1 Abstract¶
This documents describes the sequence of events that led to the network failure during the 202212A run in auxtel.
2 Description of the Incident¶
This incident initiated between 8:00-8:30 CLT/3:00-3:30PST December, 6 2022, during the first night of the 2022A run on the Auxiliary Telescope. We experienced a catastrophic network failure that took down the network in the entire observatory. The failure extended to both the internal and external network, both over the WiFi and the cable connections. All WiFi connections were dropped and we could no longer connect to the network.
Up until the issue started we were preparing to go on sky with the Auxiliary Telescope. The TMA was experiencing power issues and would not be able to operate during the night for the soak and start tracker testing. Alysha Shugart and Tiago Ribeiro were both in the telescope console at the summit executing some dome movement tests with the remote help of Bruno Quint.
At one point around 8:30 PM local time, Tiago Ribeiro went to update LOVE in the love02 node with the latest version of the logging system for testing during the night. The love02 node is a “development” node, normally used to test unreleased features at the summit, while keeping the production deployment running (on love01). At that time the LOVE system was completely shutdown on love02, no LOVE system or ospl daemon running. Shortly after initializing the ospl daemon on love02, the network outage started. We were able to communicate with La Serena over Slack using a poor cellular connection and after being able to raise IT support it was established that it was impossible to recover from the issue remotely.
At that point the crew decided to call in the night. The Auxiliary Telescope dome was manually closed and the telescope was left in the position it was in. The mirror covers were closed and all equipment was left in a safe state.
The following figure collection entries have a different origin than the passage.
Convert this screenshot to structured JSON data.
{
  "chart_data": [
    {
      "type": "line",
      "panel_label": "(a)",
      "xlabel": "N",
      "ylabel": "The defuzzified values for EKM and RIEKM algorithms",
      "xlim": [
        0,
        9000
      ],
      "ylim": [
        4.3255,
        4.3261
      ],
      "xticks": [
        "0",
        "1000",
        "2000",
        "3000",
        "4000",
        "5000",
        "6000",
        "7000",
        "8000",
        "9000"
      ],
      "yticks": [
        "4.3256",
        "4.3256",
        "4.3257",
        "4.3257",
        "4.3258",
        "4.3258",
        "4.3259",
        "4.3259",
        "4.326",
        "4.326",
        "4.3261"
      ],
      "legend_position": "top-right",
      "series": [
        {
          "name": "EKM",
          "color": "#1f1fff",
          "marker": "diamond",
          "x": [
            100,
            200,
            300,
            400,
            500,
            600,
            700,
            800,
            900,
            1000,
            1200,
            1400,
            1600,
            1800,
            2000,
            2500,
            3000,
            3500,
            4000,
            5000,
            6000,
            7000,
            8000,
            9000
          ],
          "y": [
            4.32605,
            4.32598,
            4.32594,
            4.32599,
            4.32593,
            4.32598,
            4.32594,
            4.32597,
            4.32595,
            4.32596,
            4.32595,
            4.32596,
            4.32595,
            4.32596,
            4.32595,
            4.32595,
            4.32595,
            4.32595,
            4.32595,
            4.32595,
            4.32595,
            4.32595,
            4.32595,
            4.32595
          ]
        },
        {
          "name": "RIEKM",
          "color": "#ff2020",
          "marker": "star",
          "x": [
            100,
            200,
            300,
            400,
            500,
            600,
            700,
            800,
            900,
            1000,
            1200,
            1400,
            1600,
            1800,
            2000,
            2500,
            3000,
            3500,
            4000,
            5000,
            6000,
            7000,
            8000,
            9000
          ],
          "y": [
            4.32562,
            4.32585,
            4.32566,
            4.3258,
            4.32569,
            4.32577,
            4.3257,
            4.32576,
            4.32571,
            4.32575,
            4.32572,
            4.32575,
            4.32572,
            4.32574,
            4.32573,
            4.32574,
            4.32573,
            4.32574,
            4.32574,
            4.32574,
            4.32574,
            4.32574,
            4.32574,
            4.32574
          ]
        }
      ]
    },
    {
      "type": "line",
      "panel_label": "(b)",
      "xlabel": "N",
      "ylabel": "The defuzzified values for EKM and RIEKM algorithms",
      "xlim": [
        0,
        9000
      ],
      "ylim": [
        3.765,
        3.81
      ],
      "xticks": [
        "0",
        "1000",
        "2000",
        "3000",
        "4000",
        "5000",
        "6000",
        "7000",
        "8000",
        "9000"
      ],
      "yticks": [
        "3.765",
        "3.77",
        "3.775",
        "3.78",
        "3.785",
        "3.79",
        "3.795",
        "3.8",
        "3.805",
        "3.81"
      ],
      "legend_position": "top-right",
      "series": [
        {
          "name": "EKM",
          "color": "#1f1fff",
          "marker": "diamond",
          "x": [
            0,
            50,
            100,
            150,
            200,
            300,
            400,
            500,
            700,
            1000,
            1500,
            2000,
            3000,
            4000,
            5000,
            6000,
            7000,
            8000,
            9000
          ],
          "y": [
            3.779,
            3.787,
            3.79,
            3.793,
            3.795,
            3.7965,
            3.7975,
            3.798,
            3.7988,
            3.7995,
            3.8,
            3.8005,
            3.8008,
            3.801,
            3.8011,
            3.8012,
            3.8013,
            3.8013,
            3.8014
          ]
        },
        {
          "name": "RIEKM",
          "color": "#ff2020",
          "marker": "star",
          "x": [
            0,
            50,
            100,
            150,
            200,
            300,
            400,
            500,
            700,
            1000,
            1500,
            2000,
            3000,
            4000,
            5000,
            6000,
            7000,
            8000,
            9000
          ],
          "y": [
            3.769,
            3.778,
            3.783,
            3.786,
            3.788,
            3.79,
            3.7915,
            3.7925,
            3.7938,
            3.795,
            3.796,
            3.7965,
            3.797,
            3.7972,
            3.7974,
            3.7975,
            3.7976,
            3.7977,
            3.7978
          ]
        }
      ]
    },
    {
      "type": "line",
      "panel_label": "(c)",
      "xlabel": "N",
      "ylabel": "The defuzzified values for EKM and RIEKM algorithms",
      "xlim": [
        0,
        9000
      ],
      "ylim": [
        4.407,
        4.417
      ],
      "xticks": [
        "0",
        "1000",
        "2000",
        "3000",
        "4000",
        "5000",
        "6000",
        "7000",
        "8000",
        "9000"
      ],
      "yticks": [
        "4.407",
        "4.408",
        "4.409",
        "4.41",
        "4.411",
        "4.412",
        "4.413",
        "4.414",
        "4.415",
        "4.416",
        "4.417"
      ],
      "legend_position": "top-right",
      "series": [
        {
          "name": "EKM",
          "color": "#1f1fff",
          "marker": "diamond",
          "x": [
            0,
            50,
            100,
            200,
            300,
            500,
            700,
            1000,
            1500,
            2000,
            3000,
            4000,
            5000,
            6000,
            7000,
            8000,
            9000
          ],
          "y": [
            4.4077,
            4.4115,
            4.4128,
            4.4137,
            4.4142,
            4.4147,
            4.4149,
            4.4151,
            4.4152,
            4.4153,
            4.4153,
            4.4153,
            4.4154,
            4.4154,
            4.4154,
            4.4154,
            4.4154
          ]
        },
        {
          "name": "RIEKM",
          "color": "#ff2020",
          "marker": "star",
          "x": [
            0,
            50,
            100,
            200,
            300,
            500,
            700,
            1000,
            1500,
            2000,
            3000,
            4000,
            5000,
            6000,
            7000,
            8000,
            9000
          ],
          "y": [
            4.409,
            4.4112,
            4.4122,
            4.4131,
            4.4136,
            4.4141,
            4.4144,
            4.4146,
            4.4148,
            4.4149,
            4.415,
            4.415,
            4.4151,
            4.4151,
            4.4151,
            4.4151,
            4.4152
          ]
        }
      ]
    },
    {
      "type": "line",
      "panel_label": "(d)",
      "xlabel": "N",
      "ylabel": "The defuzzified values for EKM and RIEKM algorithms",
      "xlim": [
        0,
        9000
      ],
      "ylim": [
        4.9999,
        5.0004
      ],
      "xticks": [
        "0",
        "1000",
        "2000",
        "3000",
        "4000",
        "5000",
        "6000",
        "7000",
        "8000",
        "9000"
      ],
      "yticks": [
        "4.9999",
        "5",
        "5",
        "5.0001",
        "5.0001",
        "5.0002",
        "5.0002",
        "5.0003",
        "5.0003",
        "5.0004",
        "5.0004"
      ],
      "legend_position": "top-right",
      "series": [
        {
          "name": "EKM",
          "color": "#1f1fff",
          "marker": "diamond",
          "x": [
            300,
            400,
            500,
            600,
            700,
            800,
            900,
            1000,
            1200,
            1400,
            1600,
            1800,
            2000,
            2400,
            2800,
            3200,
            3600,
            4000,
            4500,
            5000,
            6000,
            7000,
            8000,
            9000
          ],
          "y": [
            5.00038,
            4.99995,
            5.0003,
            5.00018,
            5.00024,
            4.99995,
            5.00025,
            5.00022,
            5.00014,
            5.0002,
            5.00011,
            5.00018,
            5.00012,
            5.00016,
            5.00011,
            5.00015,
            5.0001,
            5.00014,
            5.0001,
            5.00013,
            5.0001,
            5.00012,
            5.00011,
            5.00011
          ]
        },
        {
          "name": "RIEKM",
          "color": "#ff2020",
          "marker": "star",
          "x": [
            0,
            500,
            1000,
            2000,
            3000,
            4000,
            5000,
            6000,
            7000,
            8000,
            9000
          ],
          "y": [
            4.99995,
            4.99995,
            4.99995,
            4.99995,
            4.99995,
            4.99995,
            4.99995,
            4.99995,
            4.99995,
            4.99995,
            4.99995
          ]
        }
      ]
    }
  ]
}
The next morning IT arrived at the summit and determined that the issue was caused because two hosts were broadcasting using the same IP, which created an internal loop, causing the ACI to completely shutdown the network. They were able to determined that the IP responsible for the incident was 139.229.170.30, from the main ospl daemon, running on azar01, and the ospl daemon that was started on love02, initiating the episode.
3 Mitigation Strategies¶
In summary, the key factors behind this incident are:
CISCO ACI network.
Brittle manual configuration required by DDS + docker.
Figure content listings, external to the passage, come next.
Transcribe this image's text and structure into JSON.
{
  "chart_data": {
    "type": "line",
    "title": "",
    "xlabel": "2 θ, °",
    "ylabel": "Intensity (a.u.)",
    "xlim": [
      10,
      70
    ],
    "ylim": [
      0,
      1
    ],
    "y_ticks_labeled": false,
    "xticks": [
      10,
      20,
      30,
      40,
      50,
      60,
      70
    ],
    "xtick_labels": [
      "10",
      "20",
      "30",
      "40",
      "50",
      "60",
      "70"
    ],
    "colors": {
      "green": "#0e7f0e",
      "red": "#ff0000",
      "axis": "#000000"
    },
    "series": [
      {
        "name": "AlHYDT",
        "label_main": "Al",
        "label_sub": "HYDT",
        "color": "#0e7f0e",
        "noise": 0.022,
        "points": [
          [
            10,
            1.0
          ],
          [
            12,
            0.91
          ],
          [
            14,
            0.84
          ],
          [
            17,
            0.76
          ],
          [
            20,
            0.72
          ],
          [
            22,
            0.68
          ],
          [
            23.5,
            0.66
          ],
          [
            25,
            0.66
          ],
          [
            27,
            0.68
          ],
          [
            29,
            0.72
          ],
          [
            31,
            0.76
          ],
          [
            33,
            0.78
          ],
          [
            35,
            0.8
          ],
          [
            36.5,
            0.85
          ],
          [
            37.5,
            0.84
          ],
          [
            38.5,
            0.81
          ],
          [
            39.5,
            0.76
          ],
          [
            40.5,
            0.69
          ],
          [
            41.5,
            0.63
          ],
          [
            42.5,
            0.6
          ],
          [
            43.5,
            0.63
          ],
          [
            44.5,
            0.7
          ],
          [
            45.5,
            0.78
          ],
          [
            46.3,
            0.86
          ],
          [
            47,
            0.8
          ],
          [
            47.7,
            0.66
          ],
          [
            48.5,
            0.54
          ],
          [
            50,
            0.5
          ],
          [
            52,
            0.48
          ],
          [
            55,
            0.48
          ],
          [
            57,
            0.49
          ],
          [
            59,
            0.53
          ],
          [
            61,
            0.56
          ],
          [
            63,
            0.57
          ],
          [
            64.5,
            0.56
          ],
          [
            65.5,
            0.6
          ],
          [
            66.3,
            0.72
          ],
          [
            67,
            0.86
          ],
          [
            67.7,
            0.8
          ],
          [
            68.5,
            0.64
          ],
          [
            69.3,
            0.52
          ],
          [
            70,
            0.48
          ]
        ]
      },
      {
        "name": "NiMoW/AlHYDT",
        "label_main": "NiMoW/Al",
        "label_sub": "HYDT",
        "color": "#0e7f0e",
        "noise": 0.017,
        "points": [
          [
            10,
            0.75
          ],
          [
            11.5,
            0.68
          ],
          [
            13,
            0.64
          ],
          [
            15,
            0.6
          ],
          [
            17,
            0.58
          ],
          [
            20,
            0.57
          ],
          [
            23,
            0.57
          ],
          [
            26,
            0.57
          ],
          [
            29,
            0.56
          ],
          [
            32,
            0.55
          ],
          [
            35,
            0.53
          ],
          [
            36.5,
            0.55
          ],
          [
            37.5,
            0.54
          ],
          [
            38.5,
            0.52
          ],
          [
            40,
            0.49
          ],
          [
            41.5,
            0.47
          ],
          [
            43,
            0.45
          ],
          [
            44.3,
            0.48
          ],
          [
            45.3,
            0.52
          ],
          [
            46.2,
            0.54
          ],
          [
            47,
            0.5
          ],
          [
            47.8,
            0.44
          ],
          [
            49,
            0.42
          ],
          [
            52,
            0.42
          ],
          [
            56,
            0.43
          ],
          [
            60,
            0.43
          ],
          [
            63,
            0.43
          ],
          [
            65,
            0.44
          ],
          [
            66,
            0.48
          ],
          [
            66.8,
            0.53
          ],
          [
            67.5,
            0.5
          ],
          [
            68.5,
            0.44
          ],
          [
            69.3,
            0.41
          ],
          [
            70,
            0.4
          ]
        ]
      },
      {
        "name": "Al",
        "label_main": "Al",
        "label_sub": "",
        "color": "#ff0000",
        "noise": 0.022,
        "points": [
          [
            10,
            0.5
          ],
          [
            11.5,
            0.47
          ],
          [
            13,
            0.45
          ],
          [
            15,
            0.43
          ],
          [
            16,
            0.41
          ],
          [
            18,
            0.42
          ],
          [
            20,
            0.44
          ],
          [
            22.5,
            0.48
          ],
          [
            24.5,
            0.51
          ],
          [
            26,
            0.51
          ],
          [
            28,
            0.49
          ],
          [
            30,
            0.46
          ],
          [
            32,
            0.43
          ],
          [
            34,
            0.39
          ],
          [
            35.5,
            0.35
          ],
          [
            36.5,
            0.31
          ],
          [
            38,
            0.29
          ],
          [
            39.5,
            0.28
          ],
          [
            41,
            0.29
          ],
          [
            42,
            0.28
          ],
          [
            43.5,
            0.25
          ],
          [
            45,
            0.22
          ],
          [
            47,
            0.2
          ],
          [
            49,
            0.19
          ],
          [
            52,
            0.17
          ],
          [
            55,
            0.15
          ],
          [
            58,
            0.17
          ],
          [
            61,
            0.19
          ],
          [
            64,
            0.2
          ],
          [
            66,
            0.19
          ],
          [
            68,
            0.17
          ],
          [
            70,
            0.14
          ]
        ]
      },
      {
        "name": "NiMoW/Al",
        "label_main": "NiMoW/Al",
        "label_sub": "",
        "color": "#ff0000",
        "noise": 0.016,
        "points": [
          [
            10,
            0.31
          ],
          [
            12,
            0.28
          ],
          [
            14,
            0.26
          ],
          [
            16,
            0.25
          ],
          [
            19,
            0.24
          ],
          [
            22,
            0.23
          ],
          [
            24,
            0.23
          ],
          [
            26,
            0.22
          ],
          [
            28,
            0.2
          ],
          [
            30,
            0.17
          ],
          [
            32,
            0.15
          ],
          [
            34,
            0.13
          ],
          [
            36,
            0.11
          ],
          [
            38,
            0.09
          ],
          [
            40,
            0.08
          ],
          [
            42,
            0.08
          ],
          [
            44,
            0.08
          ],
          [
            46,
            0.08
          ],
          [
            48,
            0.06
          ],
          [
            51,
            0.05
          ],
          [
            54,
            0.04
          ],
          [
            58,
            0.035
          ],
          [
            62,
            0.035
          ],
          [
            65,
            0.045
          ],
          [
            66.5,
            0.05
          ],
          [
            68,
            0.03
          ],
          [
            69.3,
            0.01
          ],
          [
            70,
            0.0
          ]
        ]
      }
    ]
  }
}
The current docker compose configuration, used to deploy the systems in the standalone nodes (e.g. those systems not managed by kubernetes), exposes a bridge network to the container. Unfortunately this configuration is not capable of reaching out to the network name server to request an IP number, requiring IP addresses to be manually hard-coded in the configuration file. As we mentioned above, it was this manual setup that triggered the incident.
In terms of mitigation strategies, it is worth noting that the CISCO ACI is already scheduled to be deprecated in early 2023.
It is also worth noting that we are planning to retire DDS in favor of Kafka in the first quarter of 2023. Kafka does not use multicast traffic and requires a much simpler setup, with no need for manual IP configurations or daemons on each node.
Altogether, the two main risk factors involved in this incident are already planned to be deprecated in a short time frame.
Nevertheless, an additional mitigation could be performed in case the Kafka adoption is delayed. In some nodes, we have successfully deployed the ospl daemon using the host network. The migration of using the host network in all the azar and love nodes would require some help from IT in setting up the correct network interface. This would eliminate the need to manually specify the network address, removing the possibility of further collisions in the future. Given the current timeline for adoption of Kafka, we are not sure this task is worth the effort.